Key Metrics Tracked#

  1. Reversion Frequency: How often tasks revert state

  2. Orphaned Assignments: Assignments without board tasks

  3. Untracked Assignments: Board tasks without persistence

  4. Monitor Health: Is the monitor running properly

Alert Conditions#

  • Task reverted 3+ times (indicates systemic issue)

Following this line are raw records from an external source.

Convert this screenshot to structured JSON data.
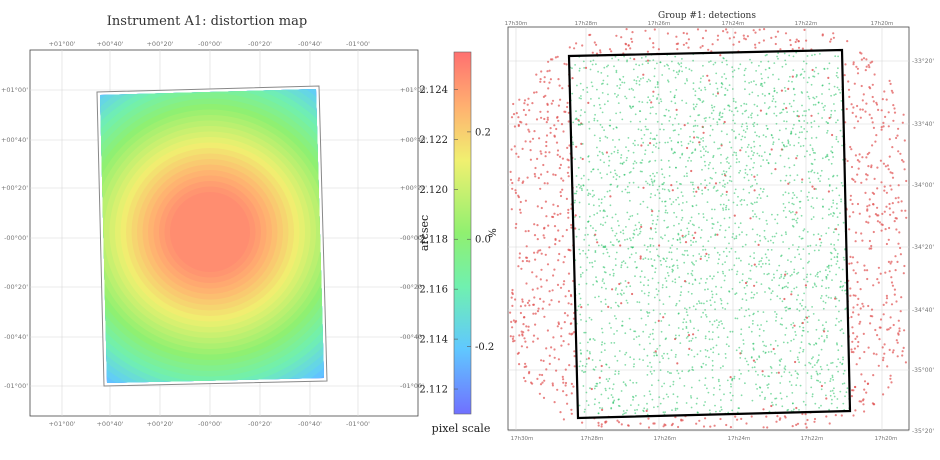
{
  "chart_data": [
    {
      "type": "heatmap",
      "title": "Instrument A1: distortion map",
      "x_ticks": [
        "+01°00'",
        "+00°40'",
        "+00°20'",
        "-00°00'",
        "-00°20'",
        "-00°40'",
        "-01°00'"
      ],
      "y_ticks": [
        "+01°00'",
        "+00°40'",
        "+00°20'",
        "-00°00'",
        "-00°20'",
        "-00°40'",
        "-01°00'"
      ],
      "field": {
        "center_value": 2.1245,
        "edge_value": 2.1115,
        "corner_value": 2.1105,
        "steps": 30
      },
      "colorbar": {
        "label": "pixel scale",
        "left_axis_label": "arcsec",
        "right_axis_label": "%",
        "range": [
          2.111,
          2.1255
        ],
        "left_ticks": [
          "2.124",
          "2.122",
          "2.120",
          "2.118",
          "2.116",
          "2.114",
          "2.112"
        ],
        "left_tick_values": [
          2.124,
          2.122,
          2.12,
          2.118,
          2.116,
          2.114,
          2.112
        ],
        "right_ticks": [
          "0.2",
          "0.0",
          "-0.2"
        ],
        "right_tick_values": [
          2.1223,
          2.118,
          2.1137
        ]
      }
    },
    {
      "type": "scatter",
      "title": "Group #1: detections",
      "x_ticks_top": [
        "17h30m",
        "17h28m",
        "17h26m",
        "17h24m",
        "17h22m",
        "17h20m"
      ],
      "x_ticks_bottom": [
        "17h30m",
        "17h28m",
        "17h26m",
        "17h24m",
        "17h22m",
        "17h20m"
      ],
      "y_ticks_right": [
        "-33°20'",
        "-33°40'",
        "-34°00'",
        "-34°20'",
        "-34°40'",
        "-35°00'",
        "-35°20'"
      ],
      "series": [
        {
          "color": "#e05050",
          "marker": "dot"
        },
        {
          "color": "#20c060",
          "marker": "dot"
        }
      ],
      "footprint": {
        "stroke": "#000000"
      }
    }
  ]
}
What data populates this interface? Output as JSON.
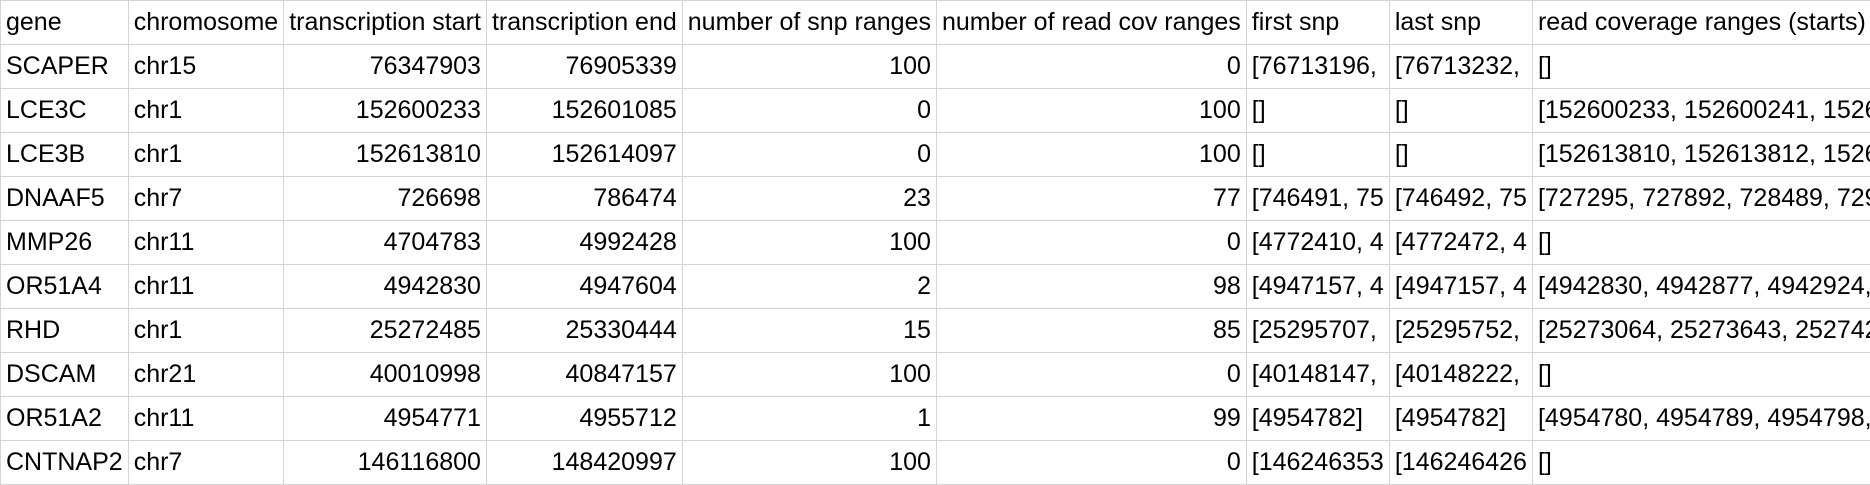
{
  "columns": [
    {
      "label": "gene",
      "align": "left"
    },
    {
      "label": "chromosome",
      "align": "left"
    },
    {
      "label": "transcription start",
      "align": "right"
    },
    {
      "label": "transcription end",
      "align": "right"
    },
    {
      "label": "number of snp ranges",
      "align": "right"
    },
    {
      "label": "number of read cov ranges",
      "align": "right"
    },
    {
      "label": "first snp",
      "align": "left"
    },
    {
      "label": "last snp",
      "align": "left"
    },
    {
      "label": "read coverage ranges (starts)",
      "align": "left"
    }
  ],
  "rows": [
    [
      "SCAPER",
      "chr15",
      "76347903",
      "76905339",
      "100",
      "0",
      "[76713196,",
      "[76713232,",
      "[]"
    ],
    [
      "LCE3C",
      "chr1",
      "152600233",
      "152601085",
      "0",
      "100",
      "[]",
      "[]",
      "[152600233, 152600241, 1526"
    ],
    [
      "LCE3B",
      "chr1",
      "152613810",
      "152614097",
      "0",
      "100",
      "[]",
      "[]",
      "[152613810, 152613812, 1526"
    ],
    [
      "DNAAF5",
      "chr7",
      "726698",
      "786474",
      "23",
      "77",
      "[746491, 75",
      "[746492, 75",
      "[727295, 727892, 728489, 729"
    ],
    [
      "MMP26",
      "chr11",
      "4704783",
      "4992428",
      "100",
      "0",
      "[4772410, 4",
      "[4772472, 4",
      "[]"
    ],
    [
      "OR51A4",
      "chr11",
      "4942830",
      "4947604",
      "2",
      "98",
      "[4947157, 4",
      "[4947157, 4",
      "[4942830, 4942877, 4942924,"
    ],
    [
      "RHD",
      "chr1",
      "25272485",
      "25330444",
      "15",
      "85",
      "[25295707,",
      "[25295752,",
      "[25273064, 25273643, 252742"
    ],
    [
      "DSCAM",
      "chr21",
      "40010998",
      "40847157",
      "100",
      "0",
      "[40148147,",
      "[40148222,",
      "[]"
    ],
    [
      "OR51A2",
      "chr11",
      "4954771",
      "4955712",
      "1",
      "99",
      "[4954782]",
      "[4954782]",
      "[4954780, 4954789, 4954798,"
    ],
    [
      "CNTNAP2",
      "chr7",
      "146116800",
      "148420997",
      "100",
      "0",
      "[146246353",
      "[146246426",
      "[]"
    ]
  ]
}
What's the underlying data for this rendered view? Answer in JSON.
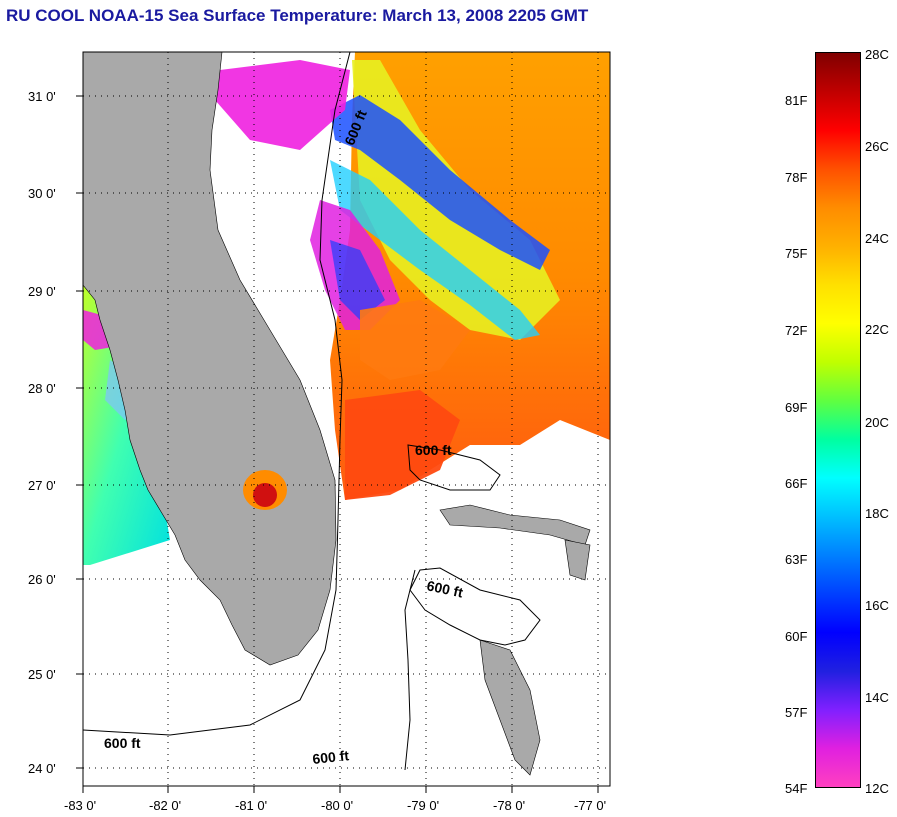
{
  "title": "RU COOL  NOAA-15  Sea Surface Temperature:  March 13, 2008 2205 GMT",
  "colors": {
    "land": "#a9a9a9",
    "title": "#1a1aa0",
    "no_data": "#ffffff"
  },
  "lat_labels": [
    "31 0'",
    "30 0'",
    "29 0'",
    "28 0'",
    "27 0'",
    "26 0'",
    "25 0'",
    "24 0'"
  ],
  "lon_labels": [
    "-83 0'",
    "-82 0'",
    "-81 0'",
    "-80 0'",
    "-79 0'",
    "-78 0'",
    "-77 0'"
  ],
  "contours": {
    "label": "600 ft"
  },
  "colorbar": {
    "celsius": [
      "28C",
      "26C",
      "24C",
      "22C",
      "20C",
      "18C",
      "16C",
      "14C",
      "12C"
    ],
    "fahrenheit": [
      "81F",
      "78F",
      "75F",
      "72F",
      "69F",
      "66F",
      "63F",
      "60F",
      "57F",
      "54F"
    ],
    "range_c": [
      12,
      28
    ],
    "gradient": [
      "#800000",
      "#c00000",
      "#ff0000",
      "#ff5000",
      "#ff8c00",
      "#ffb000",
      "#ffe000",
      "#ffff00",
      "#c0ff00",
      "#60ff40",
      "#00ffa0",
      "#00ffff",
      "#00c0ff",
      "#0080ff",
      "#0040ff",
      "#0000ff",
      "#2020e0",
      "#8020ff",
      "#e020e0",
      "#ff40c0"
    ]
  }
}
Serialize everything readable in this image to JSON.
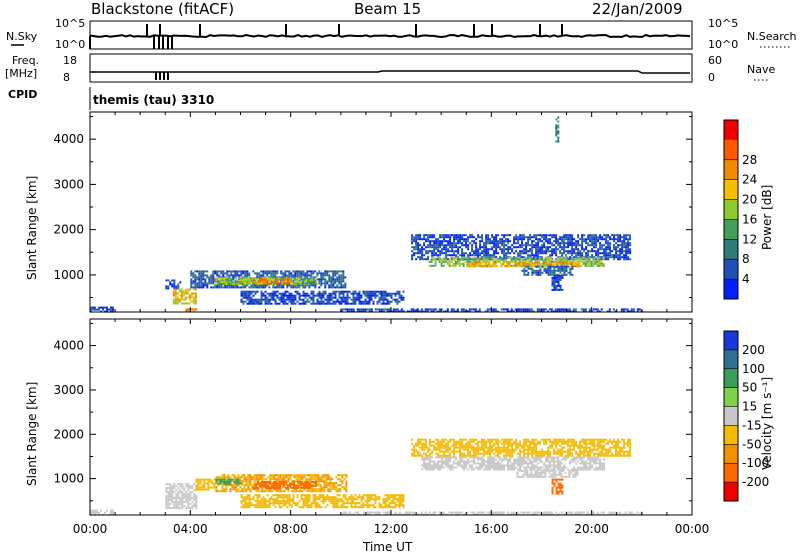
{
  "header": {
    "title": "Blackstone (fitACF)",
    "beam": "Beam 15",
    "date": "22/Jan/2009"
  },
  "params": {
    "nsky_label": "N.Sky",
    "nsky_ticks": [
      "10^5",
      "10^0"
    ],
    "nsearch_label": "N.Search",
    "nsearch_ticks": [
      "10^5",
      "10^0"
    ],
    "freq_label_1": "Freq.",
    "freq_label_2": "[MHz]",
    "freq_ticks": [
      "18",
      "8"
    ],
    "nave_label": "Nave",
    "nave_ticks": [
      "60",
      "0"
    ],
    "cpid_label": "CPID",
    "cpid_value": "themis (tau) 3310"
  },
  "colors": {
    "power_scale": [
      "#0020ff",
      "#2050b8",
      "#2f7a7a",
      "#41a05a",
      "#8ecb2c",
      "#f3c000",
      "#f08a00",
      "#ff5a00",
      "#f00000"
    ],
    "velocity_scale": [
      "#1838d8",
      "#2f6f8f",
      "#3a9e5a",
      "#7fd04a",
      "#c8c8c8",
      "#f6ba00",
      "#f39200",
      "#ff6a00",
      "#f00000"
    ],
    "velocity_gray": "#c8c8c8"
  },
  "chart_data": [
    {
      "type": "heatmap",
      "panel": "power",
      "x_unit": "hours UT",
      "xlim": [
        0,
        24
      ],
      "ylim": [
        180,
        4600
      ],
      "ylabel": "Slant Range [km]",
      "ytick_labels": [
        "1000",
        "2000",
        "3000",
        "4000"
      ],
      "colorbar_label": "Power [dB]",
      "colorbar_ticks": [
        "4",
        "8",
        "12",
        "16",
        "20",
        "24",
        "28"
      ],
      "colorbar_range": [
        0,
        30
      ],
      "bands": [
        {
          "t0": 0.0,
          "t1": 0.9,
          "r0": 180,
          "r1": 300,
          "level": 4
        },
        {
          "t0": 3.0,
          "t1": 3.6,
          "r0": 700,
          "r1": 900,
          "level": 4
        },
        {
          "t0": 3.3,
          "t1": 4.2,
          "r0": 350,
          "r1": 700,
          "level": 18
        },
        {
          "t0": 3.8,
          "t1": 4.3,
          "r0": 180,
          "r1": 260,
          "level": 22
        },
        {
          "t0": 4.0,
          "t1": 10.2,
          "r0": 720,
          "r1": 1100,
          "level": 6
        },
        {
          "t0": 5.0,
          "t1": 9.0,
          "r0": 780,
          "r1": 950,
          "level": 14
        },
        {
          "t0": 6.5,
          "t1": 8.0,
          "r0": 800,
          "r1": 920,
          "level": 22
        },
        {
          "t0": 6.0,
          "t1": 12.5,
          "r0": 350,
          "r1": 650,
          "level": 4
        },
        {
          "t0": 12.8,
          "t1": 21.5,
          "r0": 1350,
          "r1": 1900,
          "level": 4
        },
        {
          "t0": 13.5,
          "t1": 20.5,
          "r0": 1200,
          "r1": 1400,
          "level": 14
        },
        {
          "t0": 15.0,
          "t1": 19.5,
          "r0": 1180,
          "r1": 1300,
          "level": 20
        },
        {
          "t0": 17.2,
          "t1": 19.2,
          "r0": 1000,
          "r1": 1200,
          "level": 6
        },
        {
          "t0": 18.4,
          "t1": 18.8,
          "r0": 650,
          "r1": 1000,
          "level": 4
        },
        {
          "t0": 10.0,
          "t1": 22.0,
          "r0": 180,
          "r1": 260,
          "level": 4
        },
        {
          "t0": 18.55,
          "t1": 18.65,
          "r0": 3900,
          "r1": 4500,
          "level": 8
        }
      ]
    },
    {
      "type": "heatmap",
      "panel": "velocity",
      "x_unit": "hours UT",
      "xlim": [
        0,
        24
      ],
      "ylim": [
        180,
        4600
      ],
      "ylabel": "Slant Range [km]",
      "xlabel": "Time UT",
      "xtick_labels": [
        "00:00",
        "04:00",
        "08:00",
        "12:00",
        "16:00",
        "20:00",
        "00:00"
      ],
      "ytick_labels": [
        "1000",
        "2000",
        "3000",
        "4000"
      ],
      "colorbar_label": "Velocity [m s⁻¹]",
      "colorbar_ticks": [
        "200",
        "100",
        "50",
        "15",
        "-15",
        "-50",
        "-100",
        "-200"
      ],
      "bands": [
        {
          "t0": 0.0,
          "t1": 0.9,
          "r0": 180,
          "r1": 300,
          "level": 0
        },
        {
          "t0": 3.0,
          "t1": 4.2,
          "r0": 350,
          "r1": 900,
          "level": 0
        },
        {
          "t0": 4.2,
          "t1": 5.0,
          "r0": 750,
          "r1": 1000,
          "level": -25
        },
        {
          "t0": 5.0,
          "t1": 10.2,
          "r0": 720,
          "r1": 1100,
          "level": -30
        },
        {
          "t0": 6.5,
          "t1": 9.0,
          "r0": 780,
          "r1": 950,
          "level": -60
        },
        {
          "t0": 5.0,
          "t1": 6.0,
          "r0": 900,
          "r1": 1000,
          "level": 40
        },
        {
          "t0": 6.0,
          "t1": 12.5,
          "r0": 350,
          "r1": 650,
          "level": -25
        },
        {
          "t0": 12.8,
          "t1": 21.5,
          "r0": 1500,
          "r1": 1900,
          "level": -20
        },
        {
          "t0": 13.2,
          "t1": 20.5,
          "r0": 1200,
          "r1": 1500,
          "level": 0
        },
        {
          "t0": 17.0,
          "t1": 19.5,
          "r0": 1050,
          "r1": 1200,
          "level": 0
        },
        {
          "t0": 18.4,
          "t1": 18.8,
          "r0": 650,
          "r1": 1000,
          "level": -60
        },
        {
          "t0": 10.0,
          "t1": 22.0,
          "r0": 180,
          "r1": 260,
          "level": -10
        }
      ]
    }
  ]
}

  • Monitor stopped running

  • High number of orphaned assignments

  • Reconciliation failures

Future Enhancements#

Short-term Improvements#

  1. Predictive Reversion Detection: Use patterns to predict likely reversions

  2. Adaptive Check Intervals: Increase frequency during high activity

  3. Enhanced Notifications: Direct agent notifications on reversions

  4. Reversion Analytics: Detailed reporting on reversion patterns

Long-term Vision#

  1. Machine Learning Integration: Learn reversion patterns per project type

  2. Preventive Actions: Automatically prevent problematic assignments

  3. Cross-Board Monitoring: Monitor multiple boards simultaneously

  4. Integration with Lease System: Coordinate with assignment leases

Conclusion#

The Assignment Monitor System provides critical consistency checking between Marcus’s internal state and the actual Kanban board state. By continuously monitoring for reversions and automatically handling discrepancies, it ensures that agents always work on valid, properly assigned tasks. This real-time monitoring and automatic recovery mechanism is essential for maintaining system reliability in the face of manual interventions and system glitches.